The Orchestra of the Academia Nazionale Di Santa Cecilia, Rome, brought a little something home grown on this their fleeting UK tour. While their counterparts at the Royal Opera in London were tracing out the ethereal opening measures of the Prelude to Verdi’s Aida, over at the Anvil in Basingstoke the self same music was about to spring a sizeable surprise.

It isn’t generally known or often heard but Verdi devised a more substantial Overture or Sinfonia for the Italian premiere of his popular opera only to think better of it during initial rehearsals at La Scala. The opening is a carbon copy of the original prelude but the storm clouds of ethnic strife soon sweep the music into an agitated state of flux with only Aida’s first act prayer repeatedly resurfacing to remind us of the human cost.

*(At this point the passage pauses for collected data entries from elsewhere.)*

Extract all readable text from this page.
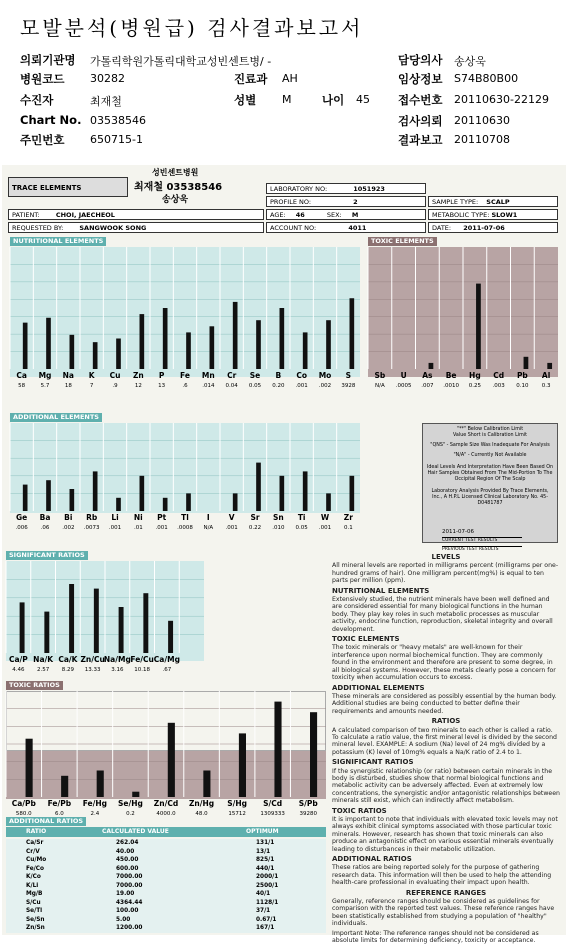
모발분석(병원급) 검사결과보고서
의뢰기관명 가톨릭학원가톨릭대학교성빈센트병/ -	담당의사 송상욱
병원코드 30282	진료과 AH	임상정보 S74B80B00
수진자	최재철	성별 M	나이 45 접수번호 20110630-22129
Chart No. 03538546	검사의뢰 20110630
주민번호 650715-1	결과보고 20110708
TRACE ELEMENTS
성빈센트병원
최재철 03538546
송상욱
LABORATORY NO:	1051923
PROFILE NO:	2	SAMPLE TYPE: SCALP
PATIENT: CHOI, JAECHEOL	AGE: 46	SEX: M	METABOLIC TYPE: SLOW1
REQUESTED BY: SANGWOOK SONG	ACCOUNT NO:	4011	DATE: 2011-07-06
NUTRITIONAL ELEMENTS	TOXIC ELEMENTS
Ca
58
Mg
5.7
Na
18
K
7
Cu
.9
Zn
12
P
13
Fe
.6
Mn
.014
Cr
0.04
Se
0.05
B
0.20
Co
.001
Mo
.002
S
3928
Sb
N/A
U
.0005
As
.007
Be
.0010
Hg
0.25
Cd
.003
Pb
0.10
Al
0.3
ADDITIONAL ELEMENTS
Ge
.006
Ba
.06
Bi
.002
Rb
.0073
Li
.001
Ni
.01
Pt
.001
Tl
.0008
I
N/A
V
.001
Sr
0.22
Sn
.010
Ti
0.05
W
.001
Zr
0.1
"**" Below Calibration Limit
Value Short is Calibration Limit
"QNS" - Sample Size Was Inadequate For Analysis
"N/A" - Currently Not Available
Ideal Levels And Interpretation Have Been Based On Hair Samples Obtained From The Mid-Portion To The Occipital Region Of The Scalp
Laboratory Analysis Provided By Trace Elements, Inc., A H.P.L Licensed Clinical Laboratory No. 45-D0481787
2011-07-06
CURRENT TEST RESULTS
PREVIOUS TEST RESULTS
SIGNIFICANT RATIOS
Ca/P
4.46
Na/K
2.57
Ca/K
8.29
Zn/Cu
13.33
Na/Mg
3.16
Fe/Cu
10.18
Ca/Mg
.67
TOXIC RATIOS
Ca/Pb
580.0
Fe/Pb
6.0
Fe/Hg
2.4
Se/Hg
0.2
Zn/Cd
4000.0
Zn/Hg
48.0
S/Hg
15712
S/Cd
1309333
S/Pb
39280
ADDITIONAL RATIOS
RATIO	CALCULATED VALUE	OPTIMUM
Ca/Sr	262.04	131/1
Cr/V	40.00	13/1
Cu/Mo	450.00	825/1
Fe/Co	600.00	440/1
K/Co	7000.00	2000/1
K/Li	7000.00	2500/1
Mg/B	19.00	40/1
S/Cu	4364.44	1128/1
Se/Tl	100.00	37/1
Se/Sn	5.00	0.67/1
Zn/Sn	1200.00	167/1
LEVELS
All mineral levels are reported in milligrams percent (milligrams per one-hundred grams of hair). One milligram percent(mg%) is equal to ten parts per million (ppm).
NUTRITIONAL ELEMENTS
Extensively studied, the nutrient minerals have been well defined and are considered essential for many biological functions in the human body. They play key roles in such metabolic processes as muscular activity, endocrine function, reproduction, skeletal integrity and overall development.
TOXIC ELEMENTS
The toxic minerals or "heavy metals" are well-known for their interference upon normal biochemical function. They are commonly found in the environment and therefore are present to some degree, in all biological systems. However, these metals clearly pose a concern for toxicity when accumulation occurs to excess.
ADDITIONAL ELEMENTS
These minerals are considered as possibly essential by the human body. Additional studies are being conducted to better define their requirements and amounts needed.
RATIOS
A calculated comparison of two minerals to each other is called a ratio. To calculate a ratio value, the first mineral level is divided by the second mineral level. EXAMPLE: A sodium (Na) level of 24 mg% divided by a potassium (K) level of 10mg% equals a Na/K ratio of 2.4 to 1.
SIGNIFICANT RATIOS
If the synergistic relationship (or ratio) between certain minerals in the body is disturbed, studies show that normal biological functions and metabolic activity can be adversely affected. Even at extremely low concentrations, the synergistic and/or antagonistic relationships between minerals still exist, which can indirectly affect metabolism.
TOXIC RATIOS
It is important to note that individuals with elevated toxic levels may not always exhibit clinical symptoms associated with those particular toxic minerals. However, research has shown that toxic minerals can also produce an antagonistic effect on various essential minerals eventually leading to disturbances in their metabolic utilization.
ADDITIONAL RATIOS
These ratios are being reported solely for the purpose of gathering research data. This information will then be used to help the attending health-care professional in evaluating their impact upon health.
REFERENCE RANGES
Generally, reference ranges should be considered as guidelines for comparison with the reported test values. These reference ranges have been statistically established from studying a population of "healthy" individuals.
Important Note: The reference ranges should not be considered as absolute limits for determining deficiency, toxicity or acceptance.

Actually the treatment is very Lisztian and served here as a hectoring curtain raiser to the orchestra’s tour guest Boris Berezovsky who whisked us into the extravagant world of Liszt’s First Piano Concerto with all the swagger and throw-away loucheness of a classical lounge pianist. The orchestra equally made their presence felt with a saturated, super-deep pitch into the opening flourish from the their highly distinctive string section – the bedrock of a flavourful sound. Not surprisingly there’s something “vocal” about all these players, individually and collectively, not least the solo clarinet and brilliantined first bassoon. Berezovsky led from the front in terms of fire-power and those chordal fusillades whipped up the requisite excitement. It was never tasteful but it was showy – right down to the ill-advised encore of the closing march which, of course, failed to deliver the accumulative excitement of the first time around.



But then the orchestra played Mahler – the First Symphony – and their singing quality was immediately apparent as the composer’s “Wayfarer” stepped out into the brave new dawn, cellos shaping his song with affecting naturalness. When Mahler himself conducted the orchestra on two separate visits to Rome he doubtless relished their characterisation of his music’s more parodistic elements – like the cheesy café music of the third movement here given a touch of the Italian street sound with their first trumpet (a real artist) lending a “home made” quality.



Those strings sang the second subject of the finale like a bel canto aria and I liked Pappano’s volatile way with the big tempo contrasts. It was bold, big-hearted, a little rash, thoroughly Mahlerian.